3D visualisation in rock engineering projects
The Aalto University project is an experiment in using 3D visualisation in underground construction.
What kind of problem is the project trying to solve?
The objective of the project is to improve the efficiency of the digital utilisation of construction industry measurements in underground construction and to help engineers conceptualise all the measured information.
Objective: Virtual model of a rock tunnel
The main objective of the project is to produce a model of a rock tunnel that shows the rock surface, rock quality measurements, extensions of the measurements and projected future rock spaces. The experiment utilises the Structure from Motion method created in the “Kallion rakojen mekaaniset ominaisuudet” (Mechanical properties of rock clefts) research project for creating a 3D model of the spaces and determining the roughness, direction and inclination of the surface.
The virtual model provides the user with a comprehensive overview of the measurement data that covers the whole tunnel. In particular, the project will test how the data created in the Mining Education and Virtual Underground Rock Laboratory (MIEDU) research project can be used in supporting construction projects. The best practices identified in the MIEDU project will be passed on to the design professionals and constructors.
What is done in this project?
Carrying out the measurements of a rock space by using photogrammetry and visualising the measurement results in 3D by using virtual reality is tested in the project. The most common factors that describe the quality of the rock mass, as well as their actual location and bearing in the space, can be determined automatically on the high resolution surface.
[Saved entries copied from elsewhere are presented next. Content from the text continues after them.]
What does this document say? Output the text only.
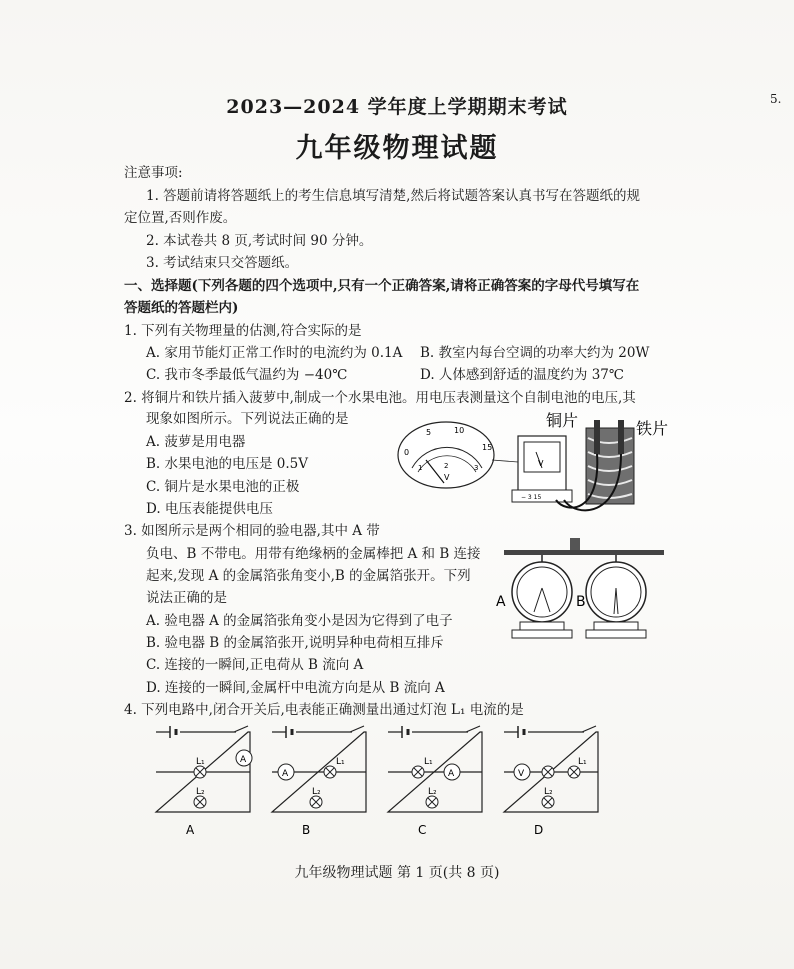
5.
2023—2024 学年度上学期期末考试
九年级物理试题
注意事项:
1. 答题前请将答题纸上的考生信息填写清楚,然后将试题答案认真书写在答题纸的规
定位置,否则作废。
2. 本试卷共 8 页,考试时间 90 分钟。
3. 考试结束只交答题纸。
一、选择题(下列各题的四个选项中,只有一个正确答案,请将正确答案的字母代号填写在
答题纸的答题栏内)
1. 下列有关物理量的估测,符合实际的是
A. 家用节能灯正常工作时的电流约为 0.1A B. 教室内每台空调的功率大约为 20W
C. 我市冬季最低气温约为 −40℃	D. 人体感到舒适的温度约为 37℃
2. 将铜片和铁片插入菠萝中,制成一个水果电池。用电压表测量这个自制电池的电压,其
现象如图所示。下列说法正确的是
A. 菠萝是用电器
B. 水果电池的电压是 0.5V
C. 铜片是水果电池的正极
D. 电压表能提供电压
0
5	10
15
1	2	3
V
V
− 3 15
铜片	铁片
3. 如图所示是两个相同的验电器,其中 A 带
负电、B 不带电。用带有绝缘柄的金属棒把 A 和 B 连接
起来,发现 A 的金属箔张角变小,B 的金属箔张开。下列
说法正确的是
A. 验电器 A 的金属箔张角变小是因为它得到了电子
B. 验电器 B 的金属箔张开,说明异种电荷相互排斥
C. 连接的一瞬间,正电荷从 B 流向 A
D. 连接的一瞬间,金属杆中电流方向是从 B 流向 A
A	B
4. 下列电路中,闭合开关后,电表能正确测量出通过灯泡 L₁ 电流的是
A
L₁
L₂
A
A
L₁
L₂
B
A
L₁
L₂
C
V
L₁
L₂
D
九年级物理试题 第 1 页(共 8 页)
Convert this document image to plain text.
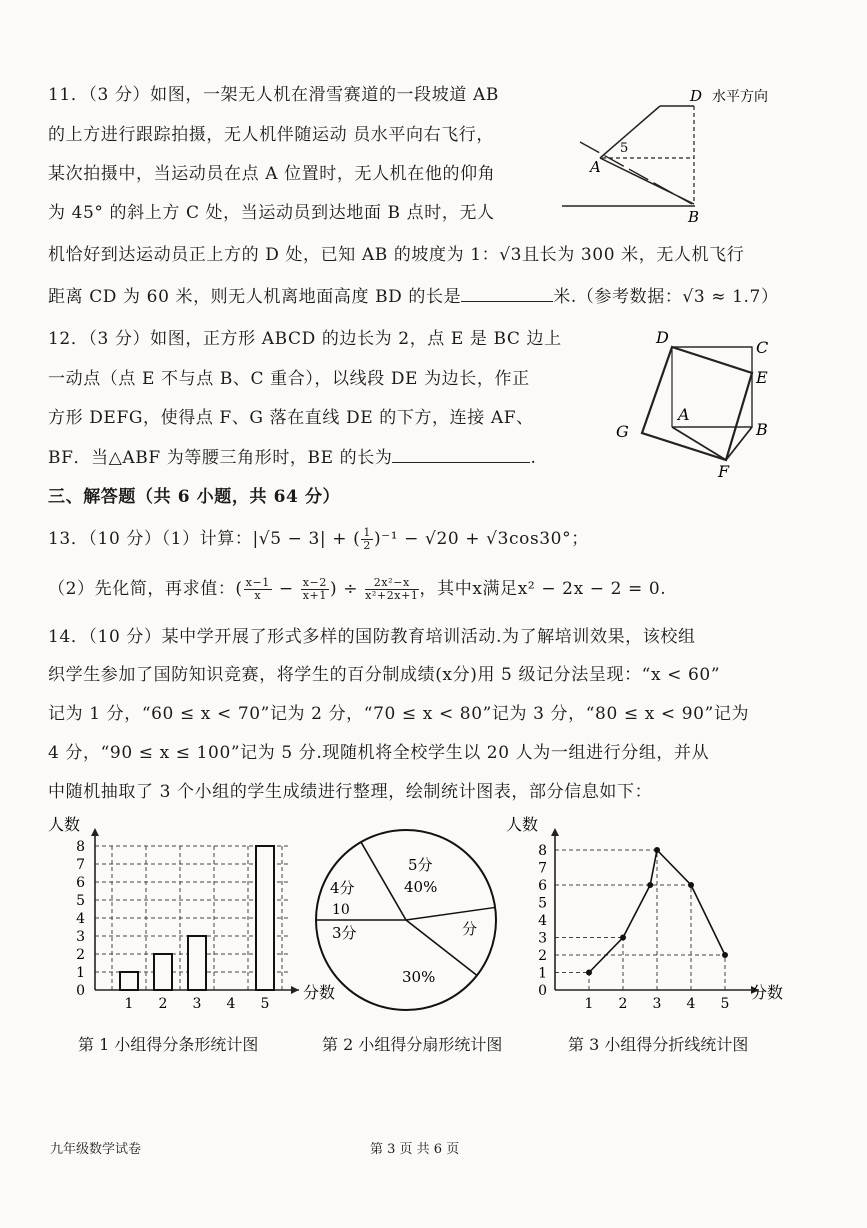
11．（3 分）如图，一架无人机在滑雪赛道的一段坡道 AB
的上方进行跟踪拍摄，无人机伴随运动 员水平向右飞行，
某次拍摄中，当运动员在点 A 位置时，无人机在他的仰角
为 45° 的斜上方 C 处，当运动员到达地面 B 点时，无人
机恰好到达运动员正上方的 D 处，已知 AB 的坡度为 1：√3且长为 300 米，无人机飞行
距离 CD 为 60 米，则无人机离地面高度 BD 的长是	米.（参考数据：√3 ≈ 1.7）
D 水平方向
5
A
B
12．（3 分）如图，正方形 ABCD 的边长为 2，点 E 是 BC 边上
一动点（点 E 不与点 B、C 重合），以线段 DE 为边长，作正
方形 DEFG，使得点 F、G 落在直线 DE 的下方，连接 AF、
BF．当△ABF 为等腰三角形时，BE 的长为	.
D
C
E
A
B
G
F
三、解答题（共 6 小题，共 64 分）
13．（10 分）（1）计算：|√5 − 3| + ( $\frac{1}{2} )^{-1} - √20 + √3\cos 30^\circ$；
（2）先化简，再求值：( $\frac{x-1}{x} - \frac{x-2}{x+1}$ ) ÷ $\frac{\text{2x²−x}}{\text{x²+2x+1}}$ ，其中x满足x² − 2x − 2 = 0.
14．（10 分）某中学开展了形式多样的国防教育培训活动.为了解培训效果，该校组
织学生参加了国防知识竞赛，将学生的百分制成绩(x分)用 5 级记分法呈现：“x < 60”
记为 1 分，“60 ≤ x < 70”记为 2 分，“70 ≤ x < 80”记为 3 分，“80 ≤ x < 90”记为
4 分，“90 ≤ x ≤ 100”记为 5 分.现随机将全校学生以 20 人为一组进行分组，并从
中随机抽取了 3 个小组的学生成绩进行整理，绘制统计图表，部分信息如下：
0
1
2
3
4
5
6
7
8
1 2 3 4 5
人数
分数
5分
40%
4分
10
3分	分
30%
0
1
2
3
4
5
6
7
8
1 2 3 4 5
人数
分数
第 1 小组得分条形统计图	第 2 小组得分扇形统计图	第 3 小组得分折线统计图
九年级数学试卷	第 3 页 共 6 页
The method to be used is a virtual reality model that presents the rock surface, measurements and projected rock spaces.
What are the expected results of the experiment?
The main objective of the project is to produce a publicly available virtual example of a rock tunnel. The result is a surface model with a resolution of 4 pts per square millimetre, resulting in the definition of under 0.5 mm. The solution will boost the digital utilisation of measurements in the construction industry and will help designers to conceptualise all of the measurement data.
The engineers working on rock construction projects benefit from the experiment.